Convivimos con este tipo de sucesos y, sin embargo, nos indignamos cuando nos los exponen. Nos avisan y luego nos lamentamos de lo que ocurre. A mí, sin ir más lejos, me advirtieron hace un mes de las amenazas que se cernían sobre mi hija.

Su tutora de clase aprovechó la típica reunión para decirme que, a su edad, ya tenía que empezar a controlar lo que veía y hacía en la tablet o en el móvil que le dejábamos. No había pasado nada en concreto con ella, pero comentó que ya estaban detectando problemas con pequeños de otros cursos y era conveniente estar vigilantes.
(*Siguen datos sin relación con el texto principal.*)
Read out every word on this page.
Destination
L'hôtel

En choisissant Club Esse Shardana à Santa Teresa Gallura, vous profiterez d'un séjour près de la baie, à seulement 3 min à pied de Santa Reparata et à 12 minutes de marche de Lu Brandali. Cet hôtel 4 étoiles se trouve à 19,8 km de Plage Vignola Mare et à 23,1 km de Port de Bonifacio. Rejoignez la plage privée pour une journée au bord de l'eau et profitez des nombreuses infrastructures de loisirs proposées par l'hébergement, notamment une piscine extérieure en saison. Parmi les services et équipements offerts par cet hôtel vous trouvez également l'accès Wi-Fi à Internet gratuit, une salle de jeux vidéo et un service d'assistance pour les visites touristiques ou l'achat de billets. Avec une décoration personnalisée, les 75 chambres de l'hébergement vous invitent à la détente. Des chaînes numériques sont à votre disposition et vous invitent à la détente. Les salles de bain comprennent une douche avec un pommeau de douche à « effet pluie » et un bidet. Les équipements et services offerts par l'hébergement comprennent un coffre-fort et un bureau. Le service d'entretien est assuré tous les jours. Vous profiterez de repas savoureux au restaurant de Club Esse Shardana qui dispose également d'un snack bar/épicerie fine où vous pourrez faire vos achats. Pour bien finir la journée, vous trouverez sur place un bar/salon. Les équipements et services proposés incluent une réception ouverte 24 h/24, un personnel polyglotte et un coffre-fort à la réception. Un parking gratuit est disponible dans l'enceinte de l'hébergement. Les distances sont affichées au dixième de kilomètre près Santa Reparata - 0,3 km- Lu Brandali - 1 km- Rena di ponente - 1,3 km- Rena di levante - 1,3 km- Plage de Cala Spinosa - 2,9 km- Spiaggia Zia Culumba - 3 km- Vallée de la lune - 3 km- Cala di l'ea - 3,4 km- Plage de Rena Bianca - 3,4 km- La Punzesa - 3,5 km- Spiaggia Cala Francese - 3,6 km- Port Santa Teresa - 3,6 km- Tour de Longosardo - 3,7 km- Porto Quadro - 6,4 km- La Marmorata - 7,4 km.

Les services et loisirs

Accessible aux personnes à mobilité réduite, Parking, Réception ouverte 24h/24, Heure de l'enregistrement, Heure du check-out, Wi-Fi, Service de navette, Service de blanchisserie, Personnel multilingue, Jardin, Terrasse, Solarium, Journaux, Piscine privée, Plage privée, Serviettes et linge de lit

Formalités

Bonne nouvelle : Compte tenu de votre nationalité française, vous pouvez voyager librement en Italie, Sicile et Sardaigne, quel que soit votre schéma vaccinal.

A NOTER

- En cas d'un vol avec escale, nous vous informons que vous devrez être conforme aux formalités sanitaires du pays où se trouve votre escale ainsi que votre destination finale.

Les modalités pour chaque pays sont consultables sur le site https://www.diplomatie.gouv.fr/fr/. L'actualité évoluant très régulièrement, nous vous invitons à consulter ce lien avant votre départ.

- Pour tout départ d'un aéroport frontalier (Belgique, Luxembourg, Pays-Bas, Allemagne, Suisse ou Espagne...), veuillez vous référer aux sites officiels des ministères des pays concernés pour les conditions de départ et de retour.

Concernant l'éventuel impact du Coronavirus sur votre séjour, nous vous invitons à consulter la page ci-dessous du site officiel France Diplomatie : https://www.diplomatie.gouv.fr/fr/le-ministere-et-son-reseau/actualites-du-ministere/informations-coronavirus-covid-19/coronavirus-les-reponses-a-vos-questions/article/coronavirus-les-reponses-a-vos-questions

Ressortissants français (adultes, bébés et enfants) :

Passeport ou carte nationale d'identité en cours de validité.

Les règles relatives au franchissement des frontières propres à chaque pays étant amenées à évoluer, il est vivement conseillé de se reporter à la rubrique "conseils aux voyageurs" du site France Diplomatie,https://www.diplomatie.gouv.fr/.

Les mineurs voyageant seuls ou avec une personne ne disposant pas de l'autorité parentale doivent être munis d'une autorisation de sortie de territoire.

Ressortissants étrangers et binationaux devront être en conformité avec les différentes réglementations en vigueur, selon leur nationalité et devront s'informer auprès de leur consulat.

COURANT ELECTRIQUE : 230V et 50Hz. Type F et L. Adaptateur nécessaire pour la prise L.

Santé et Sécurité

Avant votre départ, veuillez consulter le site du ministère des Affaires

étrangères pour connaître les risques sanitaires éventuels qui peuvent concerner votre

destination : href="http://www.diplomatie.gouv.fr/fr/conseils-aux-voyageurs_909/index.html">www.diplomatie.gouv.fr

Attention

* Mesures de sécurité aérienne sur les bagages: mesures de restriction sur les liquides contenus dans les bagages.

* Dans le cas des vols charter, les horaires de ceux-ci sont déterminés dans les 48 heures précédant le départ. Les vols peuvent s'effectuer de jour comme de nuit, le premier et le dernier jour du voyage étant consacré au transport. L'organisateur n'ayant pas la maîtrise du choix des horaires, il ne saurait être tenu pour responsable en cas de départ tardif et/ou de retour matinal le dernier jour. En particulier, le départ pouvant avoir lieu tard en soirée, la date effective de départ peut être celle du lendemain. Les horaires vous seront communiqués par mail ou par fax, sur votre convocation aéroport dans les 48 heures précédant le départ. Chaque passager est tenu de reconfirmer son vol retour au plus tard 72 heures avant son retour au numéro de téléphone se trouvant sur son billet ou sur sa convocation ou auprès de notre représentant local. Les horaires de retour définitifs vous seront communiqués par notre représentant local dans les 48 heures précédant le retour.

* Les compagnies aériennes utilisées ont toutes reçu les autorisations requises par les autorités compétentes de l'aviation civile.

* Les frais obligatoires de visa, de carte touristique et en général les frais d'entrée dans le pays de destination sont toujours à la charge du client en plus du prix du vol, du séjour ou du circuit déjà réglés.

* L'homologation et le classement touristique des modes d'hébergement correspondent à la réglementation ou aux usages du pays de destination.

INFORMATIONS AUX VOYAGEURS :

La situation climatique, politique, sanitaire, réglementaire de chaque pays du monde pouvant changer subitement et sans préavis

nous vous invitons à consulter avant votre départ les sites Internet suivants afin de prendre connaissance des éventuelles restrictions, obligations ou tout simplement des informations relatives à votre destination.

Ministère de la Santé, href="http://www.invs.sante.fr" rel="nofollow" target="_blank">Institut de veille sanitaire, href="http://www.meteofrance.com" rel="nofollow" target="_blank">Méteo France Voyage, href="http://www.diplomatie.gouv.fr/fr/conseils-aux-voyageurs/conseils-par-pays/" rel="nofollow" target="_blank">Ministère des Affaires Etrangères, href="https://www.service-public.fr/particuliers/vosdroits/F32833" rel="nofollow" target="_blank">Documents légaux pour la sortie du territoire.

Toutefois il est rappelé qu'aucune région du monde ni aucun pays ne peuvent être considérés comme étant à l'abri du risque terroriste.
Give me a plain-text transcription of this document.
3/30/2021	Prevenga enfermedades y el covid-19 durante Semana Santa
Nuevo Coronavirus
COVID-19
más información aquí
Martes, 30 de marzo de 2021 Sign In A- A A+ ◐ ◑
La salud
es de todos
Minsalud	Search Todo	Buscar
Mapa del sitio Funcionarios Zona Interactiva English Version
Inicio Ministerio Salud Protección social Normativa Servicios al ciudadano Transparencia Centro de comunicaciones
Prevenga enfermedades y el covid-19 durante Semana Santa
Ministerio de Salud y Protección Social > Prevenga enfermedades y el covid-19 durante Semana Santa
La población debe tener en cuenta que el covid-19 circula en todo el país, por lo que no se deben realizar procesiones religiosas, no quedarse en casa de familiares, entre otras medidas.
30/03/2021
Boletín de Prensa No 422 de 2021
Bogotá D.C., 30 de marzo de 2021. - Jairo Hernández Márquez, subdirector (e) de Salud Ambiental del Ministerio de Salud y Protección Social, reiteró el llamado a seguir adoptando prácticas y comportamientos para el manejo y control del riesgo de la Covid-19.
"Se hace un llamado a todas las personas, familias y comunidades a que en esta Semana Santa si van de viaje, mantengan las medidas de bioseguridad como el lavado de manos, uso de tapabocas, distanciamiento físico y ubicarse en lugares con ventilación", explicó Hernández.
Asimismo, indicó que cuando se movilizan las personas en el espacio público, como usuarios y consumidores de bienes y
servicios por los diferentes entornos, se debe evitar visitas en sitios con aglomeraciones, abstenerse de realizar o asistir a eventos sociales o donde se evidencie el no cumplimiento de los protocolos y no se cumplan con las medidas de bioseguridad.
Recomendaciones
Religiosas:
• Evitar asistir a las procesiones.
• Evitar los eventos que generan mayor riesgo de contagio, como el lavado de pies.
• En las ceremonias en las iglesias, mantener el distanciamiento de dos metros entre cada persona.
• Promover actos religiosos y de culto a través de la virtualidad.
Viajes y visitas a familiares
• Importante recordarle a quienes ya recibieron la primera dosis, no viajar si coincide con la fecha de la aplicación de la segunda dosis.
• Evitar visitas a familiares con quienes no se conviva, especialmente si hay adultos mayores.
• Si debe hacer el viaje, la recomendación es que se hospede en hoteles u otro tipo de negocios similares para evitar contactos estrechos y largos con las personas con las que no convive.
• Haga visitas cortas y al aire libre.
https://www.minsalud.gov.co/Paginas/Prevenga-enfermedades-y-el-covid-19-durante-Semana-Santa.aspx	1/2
Al salir pensé que ya de bebés les damos un aparato para que no nos molesten. ¿Cómo les quitamos después su juguete? Deslizan los dedos para cambiar los dibujos de Bob Esponja al tiempo que se recolocan el chupete y, al crecer, te dicen que todos los demás ya llevan teléfonos de diseño y que ellos son bichos raros por no tenerlos.

De modo que ahora tengo que supervisar sus conexiones, aplicaciones y conversaciones. Ves que se ciernen sombras, pero dudas. Lo consideras una intromisión en su intimidad, recuerdas que a ti no te gustaba nada que te espiaran… Lo rechazas de plano, pero debes hacerlo. Aunque el control parental llegará a su fin.

Da miedo no saber lo que se mueve por ahí afuera y toda precaución es poca. Son vulnerables. Esponjas que absorben sin ningún filtro. Me gustaría construir un mundo seguro, pero soy consciente de todos los riesgos que existen. Es tal su inmensidad que habrá ocasiones en las que no podremos evitar que sufran presiones, se pierdan y desemboquen en su propia tragedia.